その秋、10月の半ば、念願の尾根に向けて、再び裏行場から、今度はテントをかついで登った。急登は覚悟のうえだったが、足元の悪さに荷の重さが加わり、登高ははかどらなかった。もっともその日は、例の小平地にたどりついてテントを張るだけの行程と決めていたから、この近畿でもたぶん一二を争う「南ア南部的登り」をかろうじて楽しむ余裕はあった。
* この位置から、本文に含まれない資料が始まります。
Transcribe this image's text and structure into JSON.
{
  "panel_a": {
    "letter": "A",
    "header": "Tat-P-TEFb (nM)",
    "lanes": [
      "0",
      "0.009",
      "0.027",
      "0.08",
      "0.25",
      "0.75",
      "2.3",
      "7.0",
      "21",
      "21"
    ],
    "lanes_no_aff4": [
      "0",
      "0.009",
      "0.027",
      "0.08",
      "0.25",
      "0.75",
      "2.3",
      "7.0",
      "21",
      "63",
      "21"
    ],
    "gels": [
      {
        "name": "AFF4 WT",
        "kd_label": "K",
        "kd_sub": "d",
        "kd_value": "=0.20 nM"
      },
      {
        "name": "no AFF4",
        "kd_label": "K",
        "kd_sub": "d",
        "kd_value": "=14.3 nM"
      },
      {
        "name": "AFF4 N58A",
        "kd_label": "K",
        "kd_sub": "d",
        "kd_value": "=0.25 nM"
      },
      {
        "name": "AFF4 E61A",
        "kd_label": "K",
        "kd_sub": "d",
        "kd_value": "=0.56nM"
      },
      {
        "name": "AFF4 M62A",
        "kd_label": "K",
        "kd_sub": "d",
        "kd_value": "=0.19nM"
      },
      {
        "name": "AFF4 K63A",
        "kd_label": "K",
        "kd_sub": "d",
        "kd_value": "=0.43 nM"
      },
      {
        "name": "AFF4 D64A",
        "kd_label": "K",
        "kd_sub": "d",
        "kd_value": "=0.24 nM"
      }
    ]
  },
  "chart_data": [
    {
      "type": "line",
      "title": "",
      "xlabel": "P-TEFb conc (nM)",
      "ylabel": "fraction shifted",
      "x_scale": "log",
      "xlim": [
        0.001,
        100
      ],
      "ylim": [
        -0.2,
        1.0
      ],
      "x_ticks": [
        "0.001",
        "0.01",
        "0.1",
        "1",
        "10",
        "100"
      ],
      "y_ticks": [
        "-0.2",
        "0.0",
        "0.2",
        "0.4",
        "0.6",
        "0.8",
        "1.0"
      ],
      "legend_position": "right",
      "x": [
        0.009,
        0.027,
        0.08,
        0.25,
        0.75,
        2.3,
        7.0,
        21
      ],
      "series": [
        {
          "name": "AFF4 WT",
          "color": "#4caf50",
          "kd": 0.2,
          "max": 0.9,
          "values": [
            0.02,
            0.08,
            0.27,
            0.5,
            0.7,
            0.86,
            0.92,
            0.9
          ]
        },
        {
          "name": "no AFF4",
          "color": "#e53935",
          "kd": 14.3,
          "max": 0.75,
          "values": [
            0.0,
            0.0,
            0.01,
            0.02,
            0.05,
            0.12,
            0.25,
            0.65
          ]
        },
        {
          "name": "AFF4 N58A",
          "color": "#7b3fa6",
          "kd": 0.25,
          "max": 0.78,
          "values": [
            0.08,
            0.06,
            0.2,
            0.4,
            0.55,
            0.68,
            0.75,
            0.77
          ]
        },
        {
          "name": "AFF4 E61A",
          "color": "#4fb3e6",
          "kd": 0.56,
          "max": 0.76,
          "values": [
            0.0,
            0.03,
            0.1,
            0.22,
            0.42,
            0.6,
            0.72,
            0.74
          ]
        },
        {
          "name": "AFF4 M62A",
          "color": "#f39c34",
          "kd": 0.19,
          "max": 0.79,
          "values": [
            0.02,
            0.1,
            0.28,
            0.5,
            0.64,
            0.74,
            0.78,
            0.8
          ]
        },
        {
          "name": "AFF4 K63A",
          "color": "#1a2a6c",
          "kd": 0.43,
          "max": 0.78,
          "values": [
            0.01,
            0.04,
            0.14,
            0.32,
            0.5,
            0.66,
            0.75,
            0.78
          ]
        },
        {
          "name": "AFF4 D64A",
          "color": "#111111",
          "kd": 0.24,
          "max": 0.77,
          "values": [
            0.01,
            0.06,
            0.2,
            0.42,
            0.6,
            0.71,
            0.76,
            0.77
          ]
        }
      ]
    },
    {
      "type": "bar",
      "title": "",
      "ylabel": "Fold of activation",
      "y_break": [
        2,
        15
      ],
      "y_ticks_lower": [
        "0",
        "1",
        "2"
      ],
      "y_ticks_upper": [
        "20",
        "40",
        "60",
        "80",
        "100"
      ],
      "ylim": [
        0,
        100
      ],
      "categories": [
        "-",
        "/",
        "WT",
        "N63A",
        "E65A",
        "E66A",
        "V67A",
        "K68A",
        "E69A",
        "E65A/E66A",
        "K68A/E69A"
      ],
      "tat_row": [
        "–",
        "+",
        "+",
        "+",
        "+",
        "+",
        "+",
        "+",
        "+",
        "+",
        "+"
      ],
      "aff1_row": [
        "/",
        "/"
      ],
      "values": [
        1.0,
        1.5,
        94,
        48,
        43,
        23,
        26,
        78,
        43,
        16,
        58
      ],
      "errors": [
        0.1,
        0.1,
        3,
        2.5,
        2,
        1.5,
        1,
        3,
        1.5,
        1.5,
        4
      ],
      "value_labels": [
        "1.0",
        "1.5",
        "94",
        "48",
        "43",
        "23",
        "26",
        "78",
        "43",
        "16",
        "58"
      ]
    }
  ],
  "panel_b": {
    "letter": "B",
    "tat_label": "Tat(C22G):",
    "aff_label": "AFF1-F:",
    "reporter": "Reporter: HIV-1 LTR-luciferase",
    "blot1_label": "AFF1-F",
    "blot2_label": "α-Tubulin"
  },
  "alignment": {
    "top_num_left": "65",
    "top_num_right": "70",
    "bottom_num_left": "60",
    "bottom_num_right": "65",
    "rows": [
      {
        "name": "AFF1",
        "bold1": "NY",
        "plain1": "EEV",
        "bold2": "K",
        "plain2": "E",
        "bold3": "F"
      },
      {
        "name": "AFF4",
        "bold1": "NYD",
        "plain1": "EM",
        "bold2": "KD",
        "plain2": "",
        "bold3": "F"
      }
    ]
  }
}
 春にくらべて、1時間以上多く費やして登りついた小平地は、明るく乾いた早春のころの印象とは少し違っていた。黄葉した樹や緑を残す樹、針葉樹、さまざまな種類の樹木が周辺を覆い、少し雑然とした印象を与える。そして、のたうつように横たわる倒木が、森の荒々しさを感じさ

登り着いた小平地にテントを張る
せた。しかし、それらの間に広がる平坦な地面は、柔らかな腐葉土の上にわずかな下草と乾いた落ち葉を敷いて、格好のテントサイトだった。倒木のすぐ脇に場所を決めて、気持ちよくペグを差し込みながら、テントを張った。意外なことに、春に見つけた枝のデポは、そのままの形ですっかり枯れ尽くしている。あれからここに泊まった人はなかったようだ。そうわかると、にわかに人気(ひとけ)から遠ざかったことを実感した。
 日が傾くとともに、急速に冷気が加わり、木々を揺らして風が出始めた。その勢いは次第に増し、通常の山風とは違う荒れ方を見せ始めたので、楽しみにしていた焚き火は諦めて、早々とテントにもぐり込んだ。水場は期待できないと、たっぷり2リットル汲んできた水を沸かし、レトルトの赤飯とシチューを温める。飢を癒して人心地がついたころには、外はいよいよ風の世界だった。
 小さな蝋燭ランタンを灯してラジオをつける。その声が聞き取りにくいほどの風声。遠くの峰全体を揺るがす轟々とした音から、テントの脇のモミの大木が枝葉を激しくかき乱されてあげる切迫した叫びまで、あらゆる距離から届く音がテントを囲繞する。もちろん、テント自体も風の格好の攻撃対象だ。まともに側面から風を受けて、フライは大きく内側へ膨らみ、アルミパイプの骨組みがゆがむ。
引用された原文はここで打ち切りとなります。